A series of poly[4-(4-cyanoazobenzene-4'-oxy)alkyl methacrylate]s, side-chain liquid crystalline polymers (azoLCPs) were synthesized with methylene groups as spacers varying from 5 to 12. The thermal properties and phase transition temperatures of the polymers were characterized with differential scanning calorimetry and polarized optical microscopy and a relationship between spacer lengths, glass transition (T-g) and clearing temperatures (T-c) of the polymers was established. The T-g decreased with increasing spacer length, while the T-c exibited an odd-even effect with varying spacer length. X-ray diffraction was used to determine the degree crystallinity above and below T-c. The azoLCPs exhibited smectic <-> nematic <-> isotropic phases. Increasing crystallinity correlated linearly with decreasing gas permeability as measured using an oxygen permeation analyzer, which was used to measure the films' permeability to oxygen (O-2) gas.

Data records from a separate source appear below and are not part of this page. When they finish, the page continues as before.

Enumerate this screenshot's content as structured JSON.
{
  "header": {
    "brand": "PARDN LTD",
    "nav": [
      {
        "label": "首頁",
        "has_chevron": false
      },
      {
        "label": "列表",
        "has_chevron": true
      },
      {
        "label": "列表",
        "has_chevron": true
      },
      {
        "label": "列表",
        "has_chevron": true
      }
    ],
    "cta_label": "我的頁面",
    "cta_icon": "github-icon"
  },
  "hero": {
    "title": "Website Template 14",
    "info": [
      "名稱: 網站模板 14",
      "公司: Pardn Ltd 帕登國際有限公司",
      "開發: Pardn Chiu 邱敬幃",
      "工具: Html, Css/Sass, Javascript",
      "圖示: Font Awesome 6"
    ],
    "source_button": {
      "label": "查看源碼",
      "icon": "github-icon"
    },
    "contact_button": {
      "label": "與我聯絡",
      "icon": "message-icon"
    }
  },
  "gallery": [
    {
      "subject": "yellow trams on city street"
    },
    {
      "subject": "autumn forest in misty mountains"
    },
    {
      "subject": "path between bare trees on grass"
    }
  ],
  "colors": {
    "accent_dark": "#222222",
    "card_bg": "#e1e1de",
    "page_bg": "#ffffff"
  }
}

Switching of the azoLCPs from a liquid crystalline to an isotropic state was accomplished by heating the films above their T-c, which resulted in at least a 10-fold increase in the O-2 permeability coefficient (P-O2). Increasing the methylene spacer length of the azoLCP had little or no effect on gas permeability however it did decrease the T-c, allowing fine control of the temperature at which the switch in P-O2 takes place by tuning the mesophase between nematic and isotropic states.